Heads up if you use the TARGET and/or TCGA data workspaces: we're planning an update that will change the paths to the data files. This will disable access to the original files in any clones of the original workspaces that retain the old paths, and it will affect call caching in any new clones of the original workspaces that you create after the update rolls out in a few weeks.
Read on to understand what this change entails and why it's an important improvement that is worth making.
The file paths will have a new URL structure. After the update, file paths will no longer start with "gs://" followed by a bucket path. Instead, they will follow this structure: "dos://<UUID>".
What are the consequences for your work?
- If you are working in clones of the original master workspaces, the original data files will no longer be available at the old "gs://" paths.
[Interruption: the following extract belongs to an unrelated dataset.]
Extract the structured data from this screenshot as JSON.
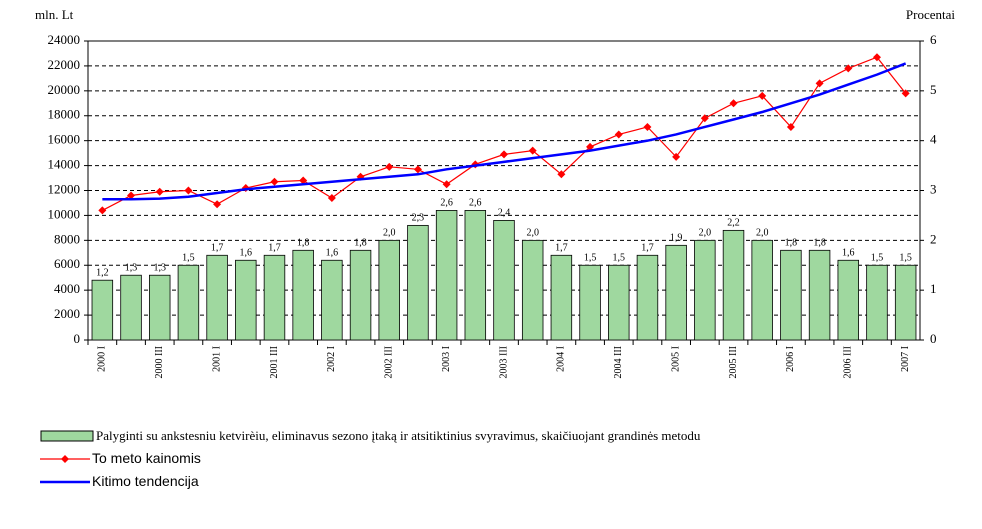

So if you want to run new analyses in those previously existing workspaces, you will need to update the metadata to use the new "dos://" paths. However, any output files you previously derived from analyzing those datasets will be unaffected and will remain accessible.
- The first time you run workflows on the data using the new paths, in any workspace (old or new), call caching will NOT kick in even if you have previously run those workflows on the same data. The workflows will have to run in full; this is because call caching uses the file paths as part of the algorithm that identifies whether a given computation has already been run with the same starting conditions.
Why are we making this change?
We understand that this update has the potential to disrupt your work, so please rest assured we are not making this decision lightly. In a nutshell, the switch in file path structure brings substantial benefits that we believe are worth risking some disruption.
In the past, the Genomic Data Commons (GDC) only released new datasets a few times a year, but the frequency at which we receive data has been increasing steadily, which has been making it more difficult to manage the new content and make it available in a timely way. This update will enable us to respond more efficiently and in a standardized manner to new datasets released by the GDC. As a result, you can expect to see updates to TARGET and TCGA workspaces happen much more quickly than in the past, and we'll also be able to provide access to new GDC datasets from our platform as they become available.
For context, this move is part of larger shift within the GDC towards location-agnostic URLs, which allow the physical data to relocate without changing references to those data. This follows changes in standards of how datasets are stored across the Data Commons Framework (DCF), which we expect will provide a more standardized and streamlined experience going forward. We are keen to align with the GDC on this effort and we look forward to seeing its benefits materialize for everyone.